Yougov'e göre aynı zaman dilimi içinde yüzde 2'lerde olan destek yüzde 13'e ulaşmıştı.1
Bu oranlar çok genç bir parti için "başarı", ancak Farage'ın önceki partisi UKIP'ın 2015 genel seçimlerinde aldığı oy oranı ile kıyaslandığında "başarısızlık" olarak değerlendirilebilirdi ama Haziran ayının başında daha önce seçimlerde aday olmayacağını açıklayan Farage fikir değiştirip aday olacağını açıklayınca Reform UK'ye yönelik destek yüzde 17-19 bandına yükseldi.
"Farage etkisi" diyebileceğimiz bu durum, özellikle Muhafazakar Parti hızla destek kaybederken, daha da fazla anlam taşıyor; zira Statista ve Yougov verileri Haziran 2024 itibarıyla Muhafazakar Parti'ye desteğin yüzde18-20 bandına düştüğünü gösteriyor; bu da Reform UK'nin seçimlerden üçüncü değil de ikinci parti çıkma, dolayısıyla Britanya'nın geleneksel iki partili sisteminin çökme ihtimaline işaret ediyor.
Şimdiden 2029 genel seçimlerinde Reform UK'nin birinci parti çıkması, Farage'ın başbakan olması, hatta Farage'ın Muhafazakar Parti'nin lideri olması ihtimalleri konuşuluyor.
"Odadaki fil" odadan çıktı! Üstelik sadece Muhafazakar Parti için değil, İşçi Partisi için de. Reform UK'nin güçlenmesini Muhafazakar Parti'nin zayıflaması olarak okuyan ve memnuniyet duyan İşçi Partisi, bu durumu kurulu düzeni hedef alan aşırı sağın yükselişi olarak okuması gerektiğinin çoktan farkına varmış olmalı.
Farage iç politikada da, dış politikada da zorlu bir muhalefet olacağını saklamıyor.
İç politika kapsamında ülkede küçük ve yeni partilerin yükselmesinin önünü kesen seçim sisteminin değiştirilmesini, Lordlar Kamarası'nın lağvedilmesini istiyor.

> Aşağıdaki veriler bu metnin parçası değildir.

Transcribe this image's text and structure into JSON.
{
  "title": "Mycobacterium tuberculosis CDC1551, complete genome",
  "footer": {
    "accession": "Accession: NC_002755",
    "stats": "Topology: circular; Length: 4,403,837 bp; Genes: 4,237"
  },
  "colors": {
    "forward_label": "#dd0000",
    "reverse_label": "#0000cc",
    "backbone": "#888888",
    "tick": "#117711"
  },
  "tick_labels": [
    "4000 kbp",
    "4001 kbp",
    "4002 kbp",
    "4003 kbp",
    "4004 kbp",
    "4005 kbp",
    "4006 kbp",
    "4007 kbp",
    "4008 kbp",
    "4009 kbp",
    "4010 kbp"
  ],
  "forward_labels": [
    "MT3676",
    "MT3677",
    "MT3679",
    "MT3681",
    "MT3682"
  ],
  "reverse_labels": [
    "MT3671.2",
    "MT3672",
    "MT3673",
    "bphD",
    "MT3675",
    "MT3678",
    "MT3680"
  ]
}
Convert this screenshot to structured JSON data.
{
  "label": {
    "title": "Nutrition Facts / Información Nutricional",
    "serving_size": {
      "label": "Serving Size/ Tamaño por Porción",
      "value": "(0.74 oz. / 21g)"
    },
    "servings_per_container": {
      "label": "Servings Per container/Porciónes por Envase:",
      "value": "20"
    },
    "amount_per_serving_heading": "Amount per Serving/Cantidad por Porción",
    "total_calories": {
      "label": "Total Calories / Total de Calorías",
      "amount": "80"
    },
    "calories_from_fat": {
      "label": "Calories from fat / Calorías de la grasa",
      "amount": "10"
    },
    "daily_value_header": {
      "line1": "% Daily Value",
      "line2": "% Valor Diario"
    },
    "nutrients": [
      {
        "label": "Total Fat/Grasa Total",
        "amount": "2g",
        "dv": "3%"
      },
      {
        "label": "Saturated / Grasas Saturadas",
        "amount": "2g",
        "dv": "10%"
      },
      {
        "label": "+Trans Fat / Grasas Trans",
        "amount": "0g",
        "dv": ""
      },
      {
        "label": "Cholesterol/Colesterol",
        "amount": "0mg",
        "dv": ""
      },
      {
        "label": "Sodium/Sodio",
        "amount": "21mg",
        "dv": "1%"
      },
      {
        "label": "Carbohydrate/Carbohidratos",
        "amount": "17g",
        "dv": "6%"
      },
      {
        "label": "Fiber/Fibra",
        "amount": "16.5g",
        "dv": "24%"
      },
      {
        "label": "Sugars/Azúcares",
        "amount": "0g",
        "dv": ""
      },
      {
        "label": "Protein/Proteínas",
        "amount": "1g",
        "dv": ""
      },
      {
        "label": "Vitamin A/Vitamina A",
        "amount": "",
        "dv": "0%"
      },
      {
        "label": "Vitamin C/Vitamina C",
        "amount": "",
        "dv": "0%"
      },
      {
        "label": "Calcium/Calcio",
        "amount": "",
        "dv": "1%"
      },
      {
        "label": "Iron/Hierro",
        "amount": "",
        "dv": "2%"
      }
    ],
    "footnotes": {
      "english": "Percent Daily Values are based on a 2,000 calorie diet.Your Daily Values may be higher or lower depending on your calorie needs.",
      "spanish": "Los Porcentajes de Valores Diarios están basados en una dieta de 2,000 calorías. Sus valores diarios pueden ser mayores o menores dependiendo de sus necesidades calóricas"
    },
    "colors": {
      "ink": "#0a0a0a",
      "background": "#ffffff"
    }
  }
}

Dış politikaya dair görüşleri de seçim arifesinde çok gürültülü bir şekilde geldi; Farage "Batı'nın Rusya'nın Ukrayna'yı işgalini kışkırttığını" söyleyerek büyük bir tartışma yarattı.
Reform UK'nin seçimlerden ikinci parti olarak çıkması artık bir ihtimal; Farage'ın sağın kalelerinden sayılan Clacton'dan milletvekili olarak çıkması daha yüksek bir ihtimal.
Britanya'da şimdi şu soru sorulmalı. Geçmişte Avam Kamarası'na hiç girmediği halde Britanya siyasetini bu kadar etkileyebilmiş bir isim, Avam Kamarası'na girdiğinde siyaseti ne kadar etkileyecek?
1. https://www.statista.com/statistics/985764/voting-intention-in-the-uk/
https://yougov.co.uk/topics/politics/trackers/voting-intention
*Bu makalede yer alan fikirler yazara aittir ve Independent Türkçe'nin editöryal politikasını yansıtmayabilir.